Jovie Hardin loved her elementary school.
“South Salem was great,” she said. “I knew all the people. I was friends with all the teachers. I really, really liked South Salem.”
But things did not go well when she moved to middle school. There she encountered bullying and struggled to get the specific accommodations she needs for success given her special needs.
So, in the middle of grade six, she left her middle school and enrolled in the Georgia Cyber Academy (GCA). A year later, she is in grade seven, doing well, and again loving her school, she said.
“I am much happier than I was in middle school.”
Jovie and her mother, Trina Hardin, look forward to her completing middle and high school with GCA. After graduation Jovie thinks she would like to attend an art school, but in discussing her future said, “At 12 still have some wiggle room.”
According to Matt Arkin, GCA’s head of school, GCA is a public school founded in 2007. It operates statewide and currently serves more than 14,000 total students in grades K-12, including 280 residents of Newton County. It is largely funded by the State of Georgia and has an annual operating budget of approximately $75-80 million.
GCA offers curriculum from K12, Inc. which can be tailored to meet the needs of individual students.

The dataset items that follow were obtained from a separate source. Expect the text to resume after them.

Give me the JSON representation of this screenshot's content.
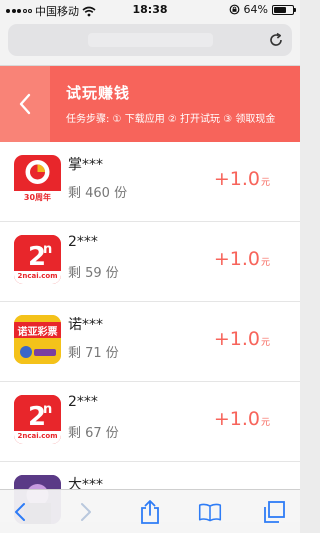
{
  "status_bar": {
    "carrier": "中国移动",
    "time": "18:38",
    "battery_text": "64%",
    "battery_level": 0.64,
    "icons": [
      "signal-icon",
      "wifi-icon",
      "orientation-lock-icon",
      "battery-icon"
    ]
  },
  "url_bar": {
    "url_text": "",
    "reload_icon": "reload-icon"
  },
  "header": {
    "back_icon": "chevron-left-icon",
    "title": "试玩赚钱",
    "steps": "任务步骤: ① 下载应用 ② 打开试玩 ③ 领取现金"
  },
  "items": [
    {
      "name": "掌***",
      "remain": "剩 460 份",
      "amount": "+1.0",
      "unit": "元",
      "icon": "zhang-app-icon",
      "icon_label": "30周年"
    },
    {
      "name": "2***",
      "remain": "剩 59 份",
      "amount": "+1.0",
      "unit": "元",
      "icon": "2ncai-app-icon",
      "icon_label": "2ncai.com"
    },
    {
      "name": "诺***",
      "remain": "剩 71 份",
      "amount": "+1.0",
      "unit": "元",
      "icon": "nuoya-app-icon",
      "icon_label": "诺亚彩票"
    },
    {
      "name": "2***",
      "remain": "剩 67 份",
      "amount": "+1.0",
      "unit": "元",
      "icon": "2ncai-app-icon",
      "icon_label": "2ncai.com"
    },
    {
      "name": "大***",
      "remain": "",
      "amount": "",
      "unit": "",
      "icon": "da-app-icon",
      "icon_label": ""
    }
  ],
  "toolbar": {
    "icons": [
      "back-arrow-icon",
      "forward-arrow-icon",
      "share-icon",
      "bookmarks-icon",
      "tabs-icon"
    ]
  },
  "colors": {
    "header": "#f7645b",
    "header_back": "#f98377",
    "reward": "#f7645b"
  }
}
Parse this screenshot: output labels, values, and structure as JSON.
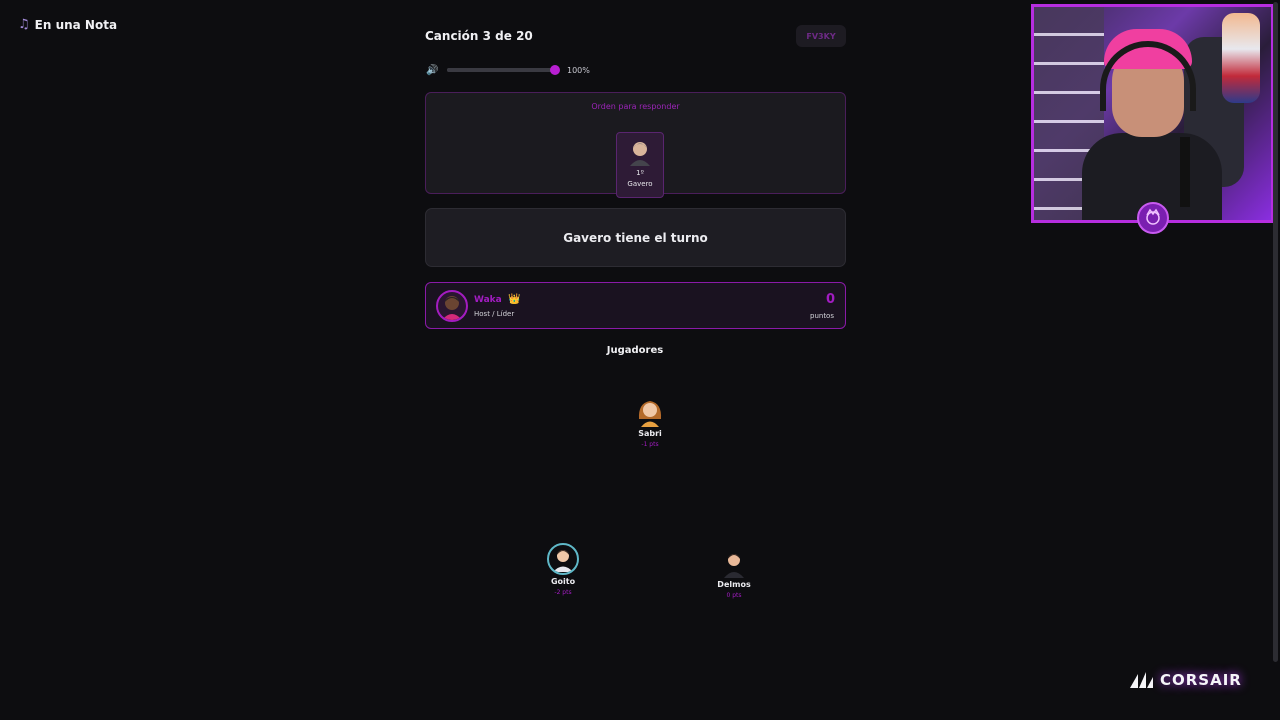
{
  "app": {
    "title": "En una Nota"
  },
  "header": {
    "song_progress": "Canción 3 de 20",
    "room_code": "FV3KY"
  },
  "volume": {
    "level": 1.0,
    "label": "100%"
  },
  "order_panel": {
    "label": "Orden para responder",
    "entries": [
      {
        "position": "1º",
        "name": "Gavero"
      }
    ]
  },
  "turn": {
    "message": "Gavero tiene el turno"
  },
  "host": {
    "name": "Waka",
    "role": "Host / Líder",
    "points": "0",
    "points_label": "puntos"
  },
  "players": {
    "title": "Jugadores",
    "list": [
      {
        "name": "Sabri",
        "points": "-1 pts"
      },
      {
        "name": "Goito",
        "points": "-2 pts"
      },
      {
        "name": "Delmos",
        "points": "0 pts"
      }
    ]
  },
  "sponsor": {
    "name": "CORSAIR"
  },
  "colors": {
    "accent": "#a21cc2",
    "background": "#0d0d10",
    "panel": "#1e1d23"
  }
}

“GCA leverages the individualized curriculum from K12, which is based on decades of education research,” Arkin said. “K12's academic quality is recognized by the nation's leading authorities, including Advancing Excellence in Education (AdvancED), College Board, and others.”
The curriculum is delivered online with supporting materials and equipment mailed to the student. Students attend online classes, but also complete offline learning activities. The Hardins report that about 90 percent of Jovie’s work is done or made available online. She is in her online classes from 8 a.m. to about 11:30 a.m. every day. After that she does her offline learning activities and homework. Jovie’s favorite subjects are social science and language arts/English.
She also participates in field trips as well as robotics and photography clubs. Such extra-curricular activities bring area GCA students together. For example, she recently participated in groups that visited Stone Mountain Park and attended a movie together.
When asked what sort of student would do well at GCA, Jovie said, “If you get distracted by other kids around you and cannot focus on what you are doing, this is really good for people like that.”
Trina added that GCA may be a good option for special needs students who do better studying at non-traditional times of the day saying, “GCA classes are all recorded and available 24/7.”
GCA teachers are state-certified and most have advanced degrees. On average, they have seven years of teaching experience in brick-and-mortar public or private schools before they started at GCA. Arkin said, “All GCA teachers are thoroughly trained in online instruction methods and receive ongoing professional development to stay current with advancements in online instruction.”
The student-to-teacher ratio varies depending on grade-level. In K-8 GCA averages 50 students per teacher and 40 in high school, but actual class size varies by grade and subject. The Hardins report that Jovie’s classes typically include about 100 students.
Each student has a learning coach, which is usually a parent. Trina Hardin is Jovie’s learning coach. “They have learning coach university,” Trina said. “They send learning coach books; kind of like a guide a teacher would get. I talk to her teachers now 100 times more than I did at her middle school. I can talk to them anytime I want. I can email them. I can call them.” Learning coaches aid their student’s learning, report attendance, and perform other individualized support tasks.
With regard to GCA support staff, Arkin said, “GCA provides a comprehensive set of support programs and personnel for students. Much of it is identical to any other public school, including guidance counselors or special education support. In addition, the school provides a robust set of counselors and other support individuals to ensure students remain engaged and on top of their studies.”
Applications for enrollment are still being accepted for the spring 2017 semester. As a public school, any student that wants to attend may do so, however, total enrollment is capped by the State of Georgia. Families may begin applying for the 2017-2018 school year in March. Application and other details are available at gca.k12.com.